11La Russie est souvent soutenue par une école réaliste des relations internationales, qui blâme… l’Ouest pour le comportement de Moscou. John Mearsheimer, l’un des gourous contemporains de cette école, souligne par exemple que l’agression de 2014 de la Russie contre l’Ukraine était une réaction à l’élargissement de l’OTAN et de l’UE, et motivée par le besoin de sécurité. Cette position est à la fois anachronique et amusante, en ce qu’elle contredit totalement la réalité. L’OTAN et l’UE n’avaient en effet pas ménagé leurs efforts pour resserrer la coopération avec la Russie, et en 2014 la question de l’entrée de l’Ukraine dans ces organisations n’était pas à l’ordre du jour. La seule rationalité sous-jacente à l’action russe était la volonté de maintenir le statut de vassal de l’Ukraine, et d’annexer des zones que Moscou considérait siennes. Staline a fait à peu près la même chose à la fin de la Seconde Guerre mondiale. On ne peut pourtant en revenir à des pratiques connues depuis le xixe siècle, ou actives pendant la guerre froide, même si cela est sans aucun doute l’objectif de Poutine.

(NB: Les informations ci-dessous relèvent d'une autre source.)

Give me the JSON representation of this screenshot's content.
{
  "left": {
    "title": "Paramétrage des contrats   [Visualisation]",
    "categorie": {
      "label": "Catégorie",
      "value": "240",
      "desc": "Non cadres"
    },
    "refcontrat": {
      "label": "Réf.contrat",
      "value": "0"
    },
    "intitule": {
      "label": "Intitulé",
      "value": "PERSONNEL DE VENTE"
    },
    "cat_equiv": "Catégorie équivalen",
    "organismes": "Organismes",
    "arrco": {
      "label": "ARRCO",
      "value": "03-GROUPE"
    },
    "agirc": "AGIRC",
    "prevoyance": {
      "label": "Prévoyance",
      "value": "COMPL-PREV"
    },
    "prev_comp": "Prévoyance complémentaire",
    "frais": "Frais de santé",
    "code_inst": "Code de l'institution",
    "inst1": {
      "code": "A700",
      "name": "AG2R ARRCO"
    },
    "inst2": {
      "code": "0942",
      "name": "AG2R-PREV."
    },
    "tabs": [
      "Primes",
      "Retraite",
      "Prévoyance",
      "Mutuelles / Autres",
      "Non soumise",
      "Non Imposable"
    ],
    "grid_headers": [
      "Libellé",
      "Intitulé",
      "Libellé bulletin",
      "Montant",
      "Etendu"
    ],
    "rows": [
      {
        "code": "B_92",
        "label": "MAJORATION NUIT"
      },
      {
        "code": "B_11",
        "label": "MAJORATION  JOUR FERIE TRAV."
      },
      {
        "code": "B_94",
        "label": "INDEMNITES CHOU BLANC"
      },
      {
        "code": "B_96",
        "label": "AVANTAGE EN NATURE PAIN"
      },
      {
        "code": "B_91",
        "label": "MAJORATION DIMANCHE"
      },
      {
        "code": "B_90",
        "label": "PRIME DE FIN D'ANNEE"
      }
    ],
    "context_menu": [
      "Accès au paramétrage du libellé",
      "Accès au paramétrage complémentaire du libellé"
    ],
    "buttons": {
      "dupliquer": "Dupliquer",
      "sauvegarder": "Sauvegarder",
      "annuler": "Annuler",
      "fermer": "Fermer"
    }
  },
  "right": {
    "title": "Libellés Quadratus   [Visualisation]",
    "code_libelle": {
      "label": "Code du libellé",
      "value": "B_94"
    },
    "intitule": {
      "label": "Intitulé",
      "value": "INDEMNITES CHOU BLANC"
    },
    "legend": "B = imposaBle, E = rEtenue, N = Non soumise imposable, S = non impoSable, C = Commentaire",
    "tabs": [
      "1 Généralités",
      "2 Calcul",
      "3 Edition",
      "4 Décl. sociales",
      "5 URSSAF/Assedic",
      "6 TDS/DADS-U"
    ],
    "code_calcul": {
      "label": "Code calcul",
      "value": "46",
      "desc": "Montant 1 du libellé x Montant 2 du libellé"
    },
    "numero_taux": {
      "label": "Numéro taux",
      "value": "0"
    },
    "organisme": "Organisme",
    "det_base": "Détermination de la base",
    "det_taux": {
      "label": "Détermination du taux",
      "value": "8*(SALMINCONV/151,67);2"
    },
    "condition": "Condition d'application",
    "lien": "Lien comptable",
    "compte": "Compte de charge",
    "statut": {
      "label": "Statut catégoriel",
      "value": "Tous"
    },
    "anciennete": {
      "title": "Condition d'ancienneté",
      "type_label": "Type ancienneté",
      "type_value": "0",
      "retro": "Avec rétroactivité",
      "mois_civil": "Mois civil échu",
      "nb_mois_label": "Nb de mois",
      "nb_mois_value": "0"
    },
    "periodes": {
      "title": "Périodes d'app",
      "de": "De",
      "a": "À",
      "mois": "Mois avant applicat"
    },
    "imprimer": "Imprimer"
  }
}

12Ceci explique qu’après de nombreux actes et initiatives de bonne volonté, on en soit revenu à la case départ. Et les leaders d’Europe de l’Ouest regardent à nouveau vers Moscou, poussés par divers calculs, qui vont d’un simple désir de normalisation ou de défendre des intérêts commerciaux, aux enjeux géopolitiques impliqués par les politiques américaine et chinoise. Poutine en est conscient. Il pense que sa stratégie d’enchères dans les relations avec l’Ouest et avec la Chine commence à porter ses fruits. Dans ce contexte, il faut espérer que les politiques français, allemands ou italiens élaborent une stratégie – s’il s’agit de stratégie et non d’un simple opportunisme de circonstance – basée sur une connaissance précise de la situation, et des bénéfices et des risques qu’il y aurait d’accorder à eux-mêmes et à Poutine une nouvelle chance. Espérons qu’ils ne deviendront pas otages de leur propre désir de nouer de nouvelles relations avec la Russie au détriment de l’ensemble de l’Europe.

13On doit ici garder deux aspects à l’esprit. Tout d’abord, la rationalité spécifique, et héritée de l’histoire, de la politique étrangère russe. Elle diffère de celle qui s’est constituée en Europe après la Seconde Guerre mondiale, et particulièrement dans le cadre de l’Union européenne. Cette rationalité russe repose sur un réflexe néo-impérial et – c’est capital – sur la capacité à assumer les conséquences des ambitions qui en découlent. L’Ukraine en a récemment été victime. La logique russe vise également à peser sur la situation globale en Europe, et si possible à co-décider des directions de la politique européenne – comme ce fut notamment le cas avec le tsar Alexandre 1er. D’où l’accord recherché par Poutine avec Paris et Berlin, alors qu’il ignore l’Union européenne en tant que telle, celle-ci constituant un obstacle à ses plans néo-impériaux.

14L’UE se trouve à cet égard dans une situation particulièrement difficile : intimidée à la fois par Washington et par Moscou. Avec Washington, il s’agit pourtant d’un problème particulier, largement lié à l’hôte de la Maison-Blanche ; alors que dans le cas du Kremlin, la question n’est pas seulement géopolitique, mais aussi culturelle, voire civilisationnelle. L’Europe reste culturellement étrange aux yeux de Poutine ; il la perçoit comme hostile, mais en même temps ressent un complexe de supériorité vis-à-vis d’elle. Serrer la main des leaders occidentaux ne lui interdit pas d’être derrière une guerre idéologique contre l’Europe, qu’elle emprunte la forme de cyberattaques, de désinformation, ou de soutien à des partis nationalistes hostiles à l’Europe unie. L’Union soviétique faisait au demeurant la même chose au temps de la détente : l’objectif est bien d’affaiblir l’Europe en sapant son unité.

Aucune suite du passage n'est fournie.